The AI party is still going — but the drinks got expensive
The hyperscaler AI data center boom is running into a very unsexy problem: the bill. Capex is expected to top $700 billion in FY2026, and the cost stack keeps climbing — GPUs aren’t cheap, NAND and DRAM are acting like they know they’re the new celebrities, and electricity bills are doing their best to become a line item with main-character energy.
ROI: the word everyone suddenly loves
For a while, the logic was simple: spend big, build fast, and let AI demand do the rest. But now investors are asking the awkward question at the back of the room: what if the returns take longer than expected? That’s putting pressure on hyperscaler margins and forcing some companies to delay or cancel data center projects rather than keep throwing money at shiny metal boxes.

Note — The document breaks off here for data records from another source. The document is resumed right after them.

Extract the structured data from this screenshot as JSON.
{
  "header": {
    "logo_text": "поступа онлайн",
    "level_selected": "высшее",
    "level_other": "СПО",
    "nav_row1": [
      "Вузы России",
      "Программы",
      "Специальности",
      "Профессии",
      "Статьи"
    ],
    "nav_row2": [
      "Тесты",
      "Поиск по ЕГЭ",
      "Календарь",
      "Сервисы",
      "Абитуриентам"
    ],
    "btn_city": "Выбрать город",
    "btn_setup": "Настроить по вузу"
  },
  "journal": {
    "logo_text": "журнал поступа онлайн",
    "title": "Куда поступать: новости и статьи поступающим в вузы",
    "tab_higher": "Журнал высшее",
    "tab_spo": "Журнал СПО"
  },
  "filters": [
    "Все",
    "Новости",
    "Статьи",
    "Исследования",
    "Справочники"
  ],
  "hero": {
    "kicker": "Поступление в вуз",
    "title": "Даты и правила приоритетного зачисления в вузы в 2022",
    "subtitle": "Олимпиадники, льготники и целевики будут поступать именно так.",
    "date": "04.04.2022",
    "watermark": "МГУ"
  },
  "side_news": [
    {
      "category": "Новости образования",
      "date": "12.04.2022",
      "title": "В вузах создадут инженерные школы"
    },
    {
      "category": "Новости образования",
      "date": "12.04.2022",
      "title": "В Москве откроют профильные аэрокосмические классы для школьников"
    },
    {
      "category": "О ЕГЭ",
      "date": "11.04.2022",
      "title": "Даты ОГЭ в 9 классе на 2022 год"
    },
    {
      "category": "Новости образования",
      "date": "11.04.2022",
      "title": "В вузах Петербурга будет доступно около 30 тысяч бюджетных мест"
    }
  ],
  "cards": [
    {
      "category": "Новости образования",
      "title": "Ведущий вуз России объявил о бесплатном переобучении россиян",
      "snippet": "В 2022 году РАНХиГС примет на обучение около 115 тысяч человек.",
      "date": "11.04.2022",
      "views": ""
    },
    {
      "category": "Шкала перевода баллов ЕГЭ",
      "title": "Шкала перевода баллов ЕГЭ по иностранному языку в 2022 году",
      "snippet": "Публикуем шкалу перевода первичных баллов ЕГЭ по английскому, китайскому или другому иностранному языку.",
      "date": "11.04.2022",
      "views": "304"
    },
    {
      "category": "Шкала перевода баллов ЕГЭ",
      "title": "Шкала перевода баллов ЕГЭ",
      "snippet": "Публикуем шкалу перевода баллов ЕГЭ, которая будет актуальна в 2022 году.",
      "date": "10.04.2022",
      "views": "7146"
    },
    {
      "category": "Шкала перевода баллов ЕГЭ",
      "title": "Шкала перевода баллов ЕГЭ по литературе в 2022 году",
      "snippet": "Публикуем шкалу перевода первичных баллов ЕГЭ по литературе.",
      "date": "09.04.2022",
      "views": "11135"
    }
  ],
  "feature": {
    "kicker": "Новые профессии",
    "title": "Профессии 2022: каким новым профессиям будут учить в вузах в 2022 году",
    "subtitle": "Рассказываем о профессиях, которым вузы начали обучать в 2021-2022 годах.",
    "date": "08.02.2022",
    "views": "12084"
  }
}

Why this matters to investors
This isn’t just a nerdy infrastructure story. If the economics of AI deployment get shakier, that can ripple through:
- chipmakers tied to GPU demand
- memory suppliers like NAND and DRAM vendors
- power and cooling infrastructure names
- cloud hyperscalers absorbing the upfront spend
Big picture
The AI buildout isn’t dead — not even close. But the market is moving from “growth at any price” to “show me the payback,” and that’s when the easy money starts getting pickier.